Adding to the confusion, however, is the position of the defendants' supporters.

"For some radical environmentalists," the Times reports, "the terrorism label is offensive. 'It's an outrage that they're being put into the same category as Osama bin Laden and Timothy McVeigh,' said Jim Flynn," who was in the courtroom when Gerlach was sentenced. "'It weakens the word 'terrorist.'"

Beyond this individual's grasp is the fact that bin Laden, McVeigh, and Gerlach and Company each subscribed to an anti-life ideology of destruction, and each took "terrorist" actions in conformance to his particular ideology. Islamist jihadists do not like being called "terrorists," either. They prefer the label "freedom fighters." They wish to "purify" the earth of the "infidel" West with the same death-worshipping ardor that environmentalists wish to "free" the earth of man.

Timothy McVeigh conspired against the U.S. government by bombing a federal office building, arguably acting to overthrow the government. Bin Laden is an agent of state-sponsored terrorism.

Bin Laden, however, was not merely attacking real property when his hijacking killers brought down the World Trade Center. He was explicitly attacking everything the West stood for, which just happened to include car dealerships and electrical transmission towers. Compared to him, Gerlach and her Earth Liberation Front and Animal Liberation Front henchmen are myopic, obsessive/compulsive amateurs.

In his June 4th newsletter, Daniel Pipes had this interesting development to report:

"Federal prosecutors have named CAIR [the Council on American-Islamic Relations] and two other Islamic organizations, the Islamic Society of North America and the North American Islamic Trust, as 'unindicted co-conspirators' in a criminal conspiracy to support Hamas, a designated terrorist group.

"In a filing last week, prosecutors described CAIR as a present or past member of 'the U.S. Muslim Brotherhood's Palestine Committee and/or its organizations.' They listed ISNA and NAIT as 'entities who are and/or were members of the U.S. Muslim Brotherhood.' Josh Gerstein of The New York Sun reports that spokesmen for CAIR did not respond to requests for comment.

"This development occurred in connection with the trial, scheduled to start on July 16 in Dallas, of five officials...of the now-defunct Holy Land Foundation for Relief and Development, accused of sending funds to Hamas. This court filing listed some 300 individuals or organizations as co-conspirators."
Pipes comments further in the article that it "is only logical that CAIR, whose origins lie in the Islamic Association for Palestine, which was founded by Hamas, be legally investigated in connection with Hamas."

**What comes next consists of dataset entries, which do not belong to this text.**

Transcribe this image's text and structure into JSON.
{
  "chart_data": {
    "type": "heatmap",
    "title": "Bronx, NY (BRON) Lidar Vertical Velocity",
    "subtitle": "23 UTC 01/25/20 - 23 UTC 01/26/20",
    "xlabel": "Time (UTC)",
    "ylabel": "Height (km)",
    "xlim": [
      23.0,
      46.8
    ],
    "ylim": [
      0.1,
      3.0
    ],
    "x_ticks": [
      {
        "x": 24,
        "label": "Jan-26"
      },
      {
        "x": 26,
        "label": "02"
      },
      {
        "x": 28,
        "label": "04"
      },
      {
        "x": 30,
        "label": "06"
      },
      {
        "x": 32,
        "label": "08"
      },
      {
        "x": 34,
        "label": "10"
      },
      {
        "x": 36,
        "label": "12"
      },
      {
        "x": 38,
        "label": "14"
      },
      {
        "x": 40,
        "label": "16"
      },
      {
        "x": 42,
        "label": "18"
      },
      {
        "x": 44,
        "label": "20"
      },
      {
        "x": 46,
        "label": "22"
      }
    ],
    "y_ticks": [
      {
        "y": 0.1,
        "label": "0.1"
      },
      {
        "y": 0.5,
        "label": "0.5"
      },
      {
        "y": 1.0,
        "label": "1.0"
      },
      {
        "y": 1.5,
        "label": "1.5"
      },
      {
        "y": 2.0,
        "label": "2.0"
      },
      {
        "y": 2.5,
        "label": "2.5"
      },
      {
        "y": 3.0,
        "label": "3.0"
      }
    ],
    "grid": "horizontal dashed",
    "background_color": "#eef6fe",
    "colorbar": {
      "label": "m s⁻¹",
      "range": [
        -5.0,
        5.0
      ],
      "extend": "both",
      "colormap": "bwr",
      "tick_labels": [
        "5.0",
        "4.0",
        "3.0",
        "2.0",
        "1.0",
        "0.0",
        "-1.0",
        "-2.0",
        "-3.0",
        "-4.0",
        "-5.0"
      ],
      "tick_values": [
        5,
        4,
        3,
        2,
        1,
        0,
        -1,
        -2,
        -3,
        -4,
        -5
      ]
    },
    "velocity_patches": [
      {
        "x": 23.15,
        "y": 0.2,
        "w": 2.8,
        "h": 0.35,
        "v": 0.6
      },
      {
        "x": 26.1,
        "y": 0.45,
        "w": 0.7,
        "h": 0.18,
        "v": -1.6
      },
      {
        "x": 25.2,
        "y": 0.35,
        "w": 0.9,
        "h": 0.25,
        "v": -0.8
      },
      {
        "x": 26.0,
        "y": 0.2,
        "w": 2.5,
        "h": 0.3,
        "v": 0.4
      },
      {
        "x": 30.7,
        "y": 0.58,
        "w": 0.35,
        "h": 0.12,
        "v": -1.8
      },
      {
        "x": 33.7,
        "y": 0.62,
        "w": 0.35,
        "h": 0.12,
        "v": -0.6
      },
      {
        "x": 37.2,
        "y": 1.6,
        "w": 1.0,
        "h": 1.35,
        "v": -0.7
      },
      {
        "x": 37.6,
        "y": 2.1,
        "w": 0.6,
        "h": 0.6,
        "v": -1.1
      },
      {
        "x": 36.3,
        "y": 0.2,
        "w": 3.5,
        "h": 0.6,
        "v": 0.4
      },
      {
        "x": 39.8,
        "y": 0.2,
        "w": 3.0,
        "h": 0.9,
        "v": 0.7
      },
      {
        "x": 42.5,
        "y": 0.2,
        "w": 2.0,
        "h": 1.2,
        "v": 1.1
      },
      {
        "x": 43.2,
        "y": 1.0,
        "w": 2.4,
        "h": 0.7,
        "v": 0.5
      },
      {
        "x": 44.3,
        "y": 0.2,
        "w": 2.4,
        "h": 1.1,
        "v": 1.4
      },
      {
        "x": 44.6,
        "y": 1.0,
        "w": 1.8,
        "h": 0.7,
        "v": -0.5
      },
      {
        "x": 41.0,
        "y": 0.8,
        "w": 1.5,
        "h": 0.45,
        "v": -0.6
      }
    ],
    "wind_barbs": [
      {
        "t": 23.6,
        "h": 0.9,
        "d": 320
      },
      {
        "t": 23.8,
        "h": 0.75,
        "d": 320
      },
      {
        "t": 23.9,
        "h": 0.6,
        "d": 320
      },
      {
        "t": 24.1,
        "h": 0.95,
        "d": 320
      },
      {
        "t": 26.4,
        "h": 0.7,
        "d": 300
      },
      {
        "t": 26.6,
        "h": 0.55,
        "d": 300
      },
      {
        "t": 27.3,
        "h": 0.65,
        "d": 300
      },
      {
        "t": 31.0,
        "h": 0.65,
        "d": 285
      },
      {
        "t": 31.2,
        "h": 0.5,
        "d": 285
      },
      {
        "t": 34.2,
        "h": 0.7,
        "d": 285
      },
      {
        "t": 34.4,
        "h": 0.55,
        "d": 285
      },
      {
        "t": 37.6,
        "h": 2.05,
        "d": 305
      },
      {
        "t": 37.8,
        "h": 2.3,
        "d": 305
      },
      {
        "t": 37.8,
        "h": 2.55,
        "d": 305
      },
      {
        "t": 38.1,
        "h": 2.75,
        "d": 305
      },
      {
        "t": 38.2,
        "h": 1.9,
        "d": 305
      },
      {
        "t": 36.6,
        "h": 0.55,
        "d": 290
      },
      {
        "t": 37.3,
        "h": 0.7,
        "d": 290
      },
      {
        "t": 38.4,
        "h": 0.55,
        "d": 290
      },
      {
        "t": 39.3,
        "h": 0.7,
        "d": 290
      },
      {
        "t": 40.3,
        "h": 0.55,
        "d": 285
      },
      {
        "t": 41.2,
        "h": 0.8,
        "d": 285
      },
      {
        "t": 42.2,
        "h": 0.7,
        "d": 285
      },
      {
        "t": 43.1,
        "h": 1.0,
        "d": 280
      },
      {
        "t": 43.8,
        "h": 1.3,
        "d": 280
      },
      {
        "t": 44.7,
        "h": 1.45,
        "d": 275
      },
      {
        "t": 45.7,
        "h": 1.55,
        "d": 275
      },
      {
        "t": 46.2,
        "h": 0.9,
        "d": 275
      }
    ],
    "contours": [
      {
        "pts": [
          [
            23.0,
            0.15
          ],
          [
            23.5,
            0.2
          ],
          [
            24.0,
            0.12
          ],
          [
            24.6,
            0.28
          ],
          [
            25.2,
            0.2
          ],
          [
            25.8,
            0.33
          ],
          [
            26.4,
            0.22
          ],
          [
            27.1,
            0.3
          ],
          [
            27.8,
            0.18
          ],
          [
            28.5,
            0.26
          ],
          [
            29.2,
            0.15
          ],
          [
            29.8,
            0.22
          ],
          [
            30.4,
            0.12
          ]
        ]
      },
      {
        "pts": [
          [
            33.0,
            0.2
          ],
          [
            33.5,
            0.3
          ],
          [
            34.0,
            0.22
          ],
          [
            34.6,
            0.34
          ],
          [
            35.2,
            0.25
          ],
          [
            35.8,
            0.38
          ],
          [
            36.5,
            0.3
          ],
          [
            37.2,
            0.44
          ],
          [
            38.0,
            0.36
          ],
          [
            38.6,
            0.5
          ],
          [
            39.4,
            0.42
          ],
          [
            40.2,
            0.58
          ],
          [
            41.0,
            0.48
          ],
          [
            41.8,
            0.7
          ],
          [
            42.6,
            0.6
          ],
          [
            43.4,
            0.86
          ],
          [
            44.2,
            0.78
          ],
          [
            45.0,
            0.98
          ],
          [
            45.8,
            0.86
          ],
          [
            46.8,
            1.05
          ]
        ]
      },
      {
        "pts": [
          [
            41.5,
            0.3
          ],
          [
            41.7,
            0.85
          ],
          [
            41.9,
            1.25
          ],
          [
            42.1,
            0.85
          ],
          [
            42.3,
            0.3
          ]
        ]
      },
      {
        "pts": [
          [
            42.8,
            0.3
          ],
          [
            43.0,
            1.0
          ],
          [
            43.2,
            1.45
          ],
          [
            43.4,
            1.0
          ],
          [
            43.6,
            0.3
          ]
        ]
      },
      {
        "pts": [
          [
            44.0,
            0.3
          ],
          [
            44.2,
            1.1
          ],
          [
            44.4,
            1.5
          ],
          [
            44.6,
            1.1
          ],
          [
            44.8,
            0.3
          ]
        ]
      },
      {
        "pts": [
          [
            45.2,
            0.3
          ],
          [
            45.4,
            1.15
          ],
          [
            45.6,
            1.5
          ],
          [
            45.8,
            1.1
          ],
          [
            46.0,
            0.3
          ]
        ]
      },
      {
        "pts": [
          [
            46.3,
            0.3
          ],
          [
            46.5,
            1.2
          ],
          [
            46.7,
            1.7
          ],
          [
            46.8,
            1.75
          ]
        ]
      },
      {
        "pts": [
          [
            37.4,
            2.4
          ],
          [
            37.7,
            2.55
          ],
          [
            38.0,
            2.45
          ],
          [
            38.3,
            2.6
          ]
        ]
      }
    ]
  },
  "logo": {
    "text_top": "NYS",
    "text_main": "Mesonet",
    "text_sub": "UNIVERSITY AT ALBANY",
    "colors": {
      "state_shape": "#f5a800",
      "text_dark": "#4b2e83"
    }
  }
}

That is a step in the right direction, but one that would not need to be taken at all if the Bush administration took military action against the state sponsors of Hamas and other terrorist organizations, namely Iran, Syria and Saudi Arabia. These states have declared war on the U.S. by ill-disguised proxy through those organizations.

The most perfect outcome of such a legal investigation would be that the federal prosecutors would find that these organizations are waging war against the U.S. and have been for decades, and then send the evidence to the White House with a recommendation that there exist grounds for a declaration of war. It is doubtful, though, that anything more dramatic will happen other than the conviction of the five individuals connected with the Holy Land Foundation and the embarrassment and inconveniencing of officials of CAIR, ISNA and NAIT.

One step forward, two steps back. When the U.S. declared war on Japan and Nazi Germany, did it focus on defeating just kamikaze pilots and the Luftwaffe, or the governments that unleashed them on civilization? When Joe Blow robbed a convenience store or slashed the tires of his neighbors' cars as a malicious prank, was he treated as a national security threat, or as a common criminal?

Before it relapses into semi-consciousness, our judiciary should ponder these crucial distinctions.